Upon graduating from Santa Clara University with a degree in Global Cultural Studies and completing my thesis work on the social and economic effects of coffee production in El Salvador, I was impelled to return. I took a position in San Salvador, counseling mothers on their role in their children’s education. I became aware of the socioeconomic gaps and injustices within their society and dedicated myself to working alongside families to better their situations.

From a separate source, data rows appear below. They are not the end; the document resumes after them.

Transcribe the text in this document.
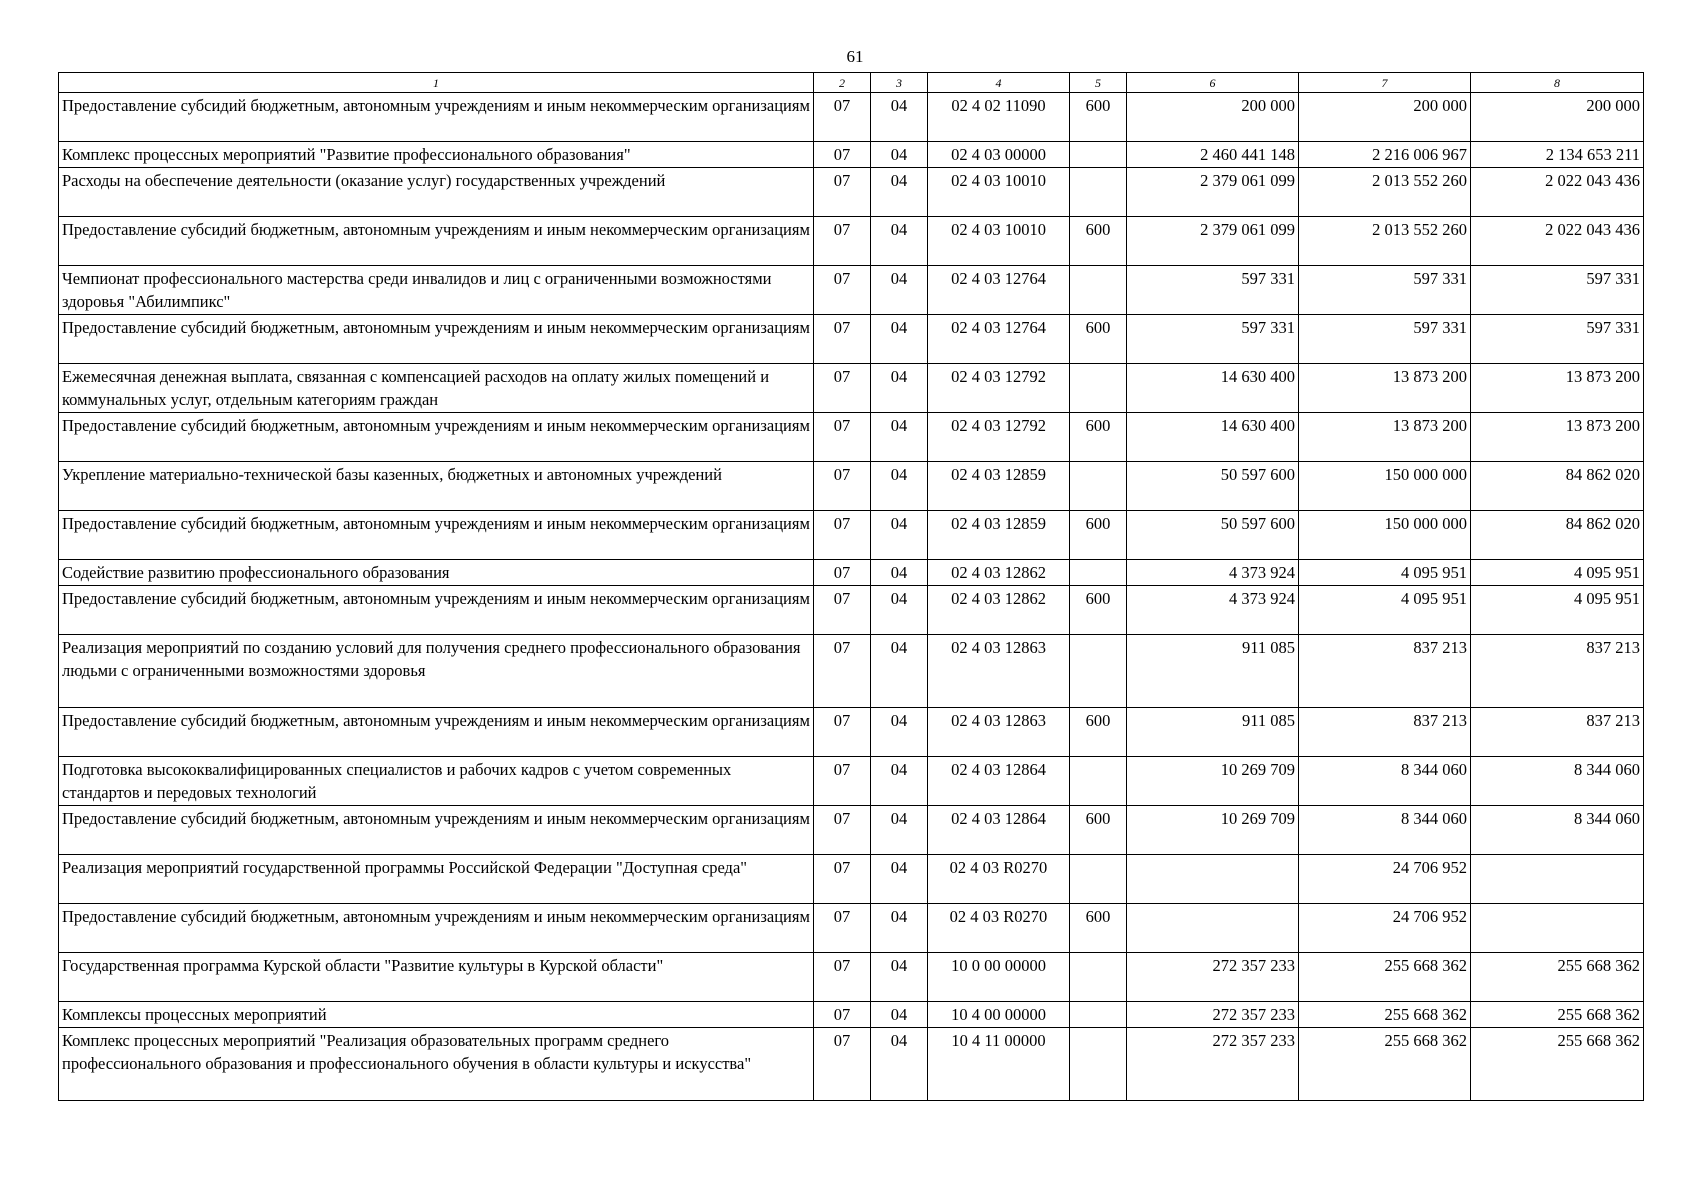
61
1	2	3	4	5	6	7	8
Предоставление субсидий бюджетным, автономным учреждениям и иным некоммерческим организациям	07	04	02 4 02 11090	600	200 000	200 000	200 000
Комплекс процессных мероприятий "Развитие профессионального образования"	07	04	02 4 03 00000		2 460 441 148	2 216 006 967	2 134 653 211
Расходы на обеспечение деятельности (оказание услуг) государственных учреждений	07	04	02 4 03 10010		2 379 061 099	2 013 552 260	2 022 043 436
Предоставление субсидий бюджетным, автономным учреждениям и иным некоммерческим организациям	07	04	02 4 03 10010	600	2 379 061 099	2 013 552 260	2 022 043 436
Чемпионат профессионального мастерства среди инвалидов и лиц с ограниченными возможностями здоровья "Абилимпикс"	07	04	02 4 03 12764		597 331	597 331	597 331
Предоставление субсидий бюджетным, автономным учреждениям и иным некоммерческим организациям	07	04	02 4 03 12764	600	597 331	597 331	597 331
Ежемесячная денежная выплата, связанная с компенсацией расходов на оплату жилых помещений и коммунальных услуг, отдельным категориям граждан	07	04	02 4 03 12792		14 630 400	13 873 200	13 873 200
Предоставление субсидий бюджетным, автономным учреждениям и иным некоммерческим организациям	07	04	02 4 03 12792	600	14 630 400	13 873 200	13 873 200
Укрепление материально-технической базы казенных, бюджетных и автономных учреждений	07	04	02 4 03 12859		50 597 600	150 000 000	84 862 020
Предоставление субсидий бюджетным, автономным учреждениям и иным некоммерческим организациям	07	04	02 4 03 12859	600	50 597 600	150 000 000	84 862 020
Содействие развитию профессионального образования	07	04	02 4 03 12862		4 373 924	4 095 951	4 095 951
Предоставление субсидий бюджетным, автономным учреждениям и иным некоммерческим организациям	07	04	02 4 03 12862	600	4 373 924	4 095 951	4 095 951
Реализация мероприятий по созданию условий для получения среднего профессионального образования людьми с ограниченными возможностями здоровья	07	04	02 4 03 12863		911 085	837 213	837 213
Предоставление субсидий бюджетным, автономным учреждениям и иным некоммерческим организациям	07	04	02 4 03 12863	600	911 085	837 213	837 213
Подготовка высококвалифицированных специалистов и рабочих кадров с учетом современных стандартов и передовых технологий	07	04	02 4 03 12864		10 269 709	8 344 060	8 344 060
Предоставление субсидий бюджетным, автономным учреждениям и иным некоммерческим организациям	07	04	02 4 03 12864	600	10 269 709	8 344 060	8 344 060
Реализация мероприятий государственной программы Российской Федерации "Доступная среда"	07	04	02 4 03 R0270			24 706 952	
Предоставление субсидий бюджетным, автономным учреждениям и иным некоммерческим организациям	07	04	02 4 03 R0270	600		24 706 952	
Государственная программа Курской области "Развитие культуры в Курской области"	07	04	10 0 00 00000		272 357 233	255 668 362	255 668 362
Комплексы процессных мероприятий	07	04	10 4 00 00000		272 357 233	255 668 362	255 668 362
Комплекс процессных мероприятий "Реализация образовательных программ среднего профессионального образования и профессионального обучения в области культуры и искусства"	07	04	10 4 11 00000		272 357 233	255 668 362	255 668 362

These experiences abroad deeply impacted me and directly influenced my career path. I obtained my certification in Teaching English as a Second Language and was able to provide an enduring skill for the futures of my students. Teaching English to language learners has allowed me to develop my own curriculum and learn how to engage both adults and youth in their own learning processes. This involved advocating and encouraging my students to invest in and have a say in their own communities.

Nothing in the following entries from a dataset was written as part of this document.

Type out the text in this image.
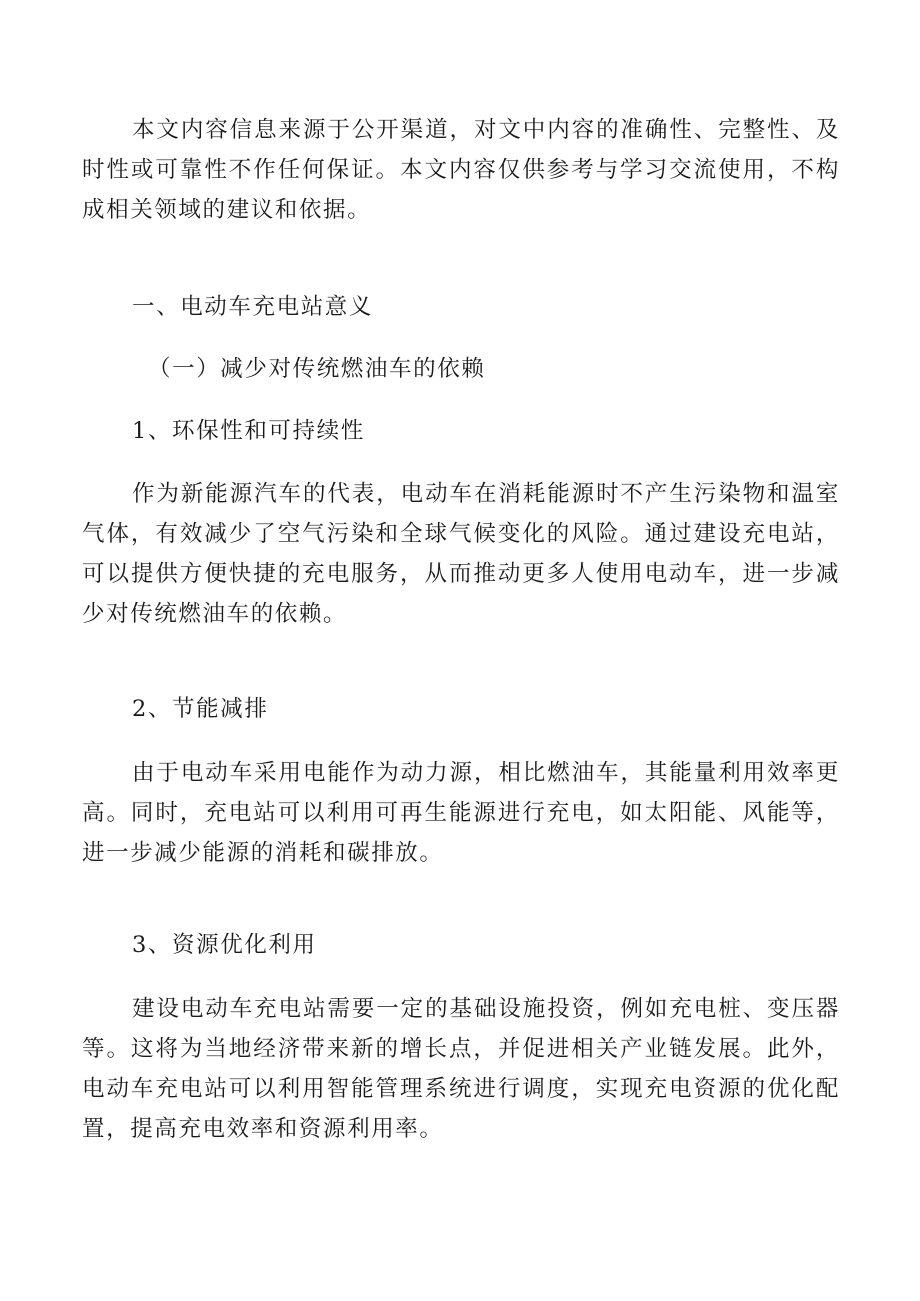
本文内容信息来源于公开渠道，对文中内容的准确性、完整性、及时性或可靠性不作任何保证。本文内容仅供参考与学习交流使用，不构成相关领域的建议和依据。

一、电动车充电站意义

（一）减少对传统燃油车的依赖

1、环保性和可持续性

作为新能源汽车的代表，电动车在消耗能源时不产生污染物和温室气体，有效减少了空气污染和全球气候变化的风险。通过建设充电站，可以提供方便快捷的充电服务，从而推动更多人使用电动车，进一步减少对传统燃油车的依赖。

2、节能减排

由于电动车采用电能作为动力源，相比燃油车，其能量利用效率更高。同时，充电站可以利用可再生能源进行充电，如太阳能、风能等，进一步减少能源的消耗和碳排放。

3、资源优化利用

建设电动车充电站需要一定的基础设施投资，例如充电桩、变压器等。这将为当地经济带来新的增长点，并促进相关产业链发展。此外，电动车充电站可以利用智能管理系统进行调度，实现充电资源的优化配置，提高充电效率和资源利用率。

From my previous work experiences, from teaching to social service positions, I have learned that being a teacher is not just teaching the basic subject matter; it is being a mentor, a reliable and accountable person to youth and to all ages. These lessons and insights I have gained influence the work I do as a Tutor.
Santa Clara University - Bachelors, Individual Studies: Global Cultural Studies
What is your teaching philosophy?
My teaching philosophy is rooted in cultivating a safe environment, as the base building block for their academic success. As a tutor, I see the main and unique benefit of immediately creating a trusting relationship that working one-on-one can bring. This trust paired with a focus of building confidence in the student, sets the foundation of an environment in which the student is able to try without fear of failure or shame. As a tutor, I would create lessons that engage the student where they are at developmentally, utilizing a combination of learning styles specific to their own. I would ensure the lessons are energetic and exciting to peak their academic intrigue through their own personal interests formed from their environment.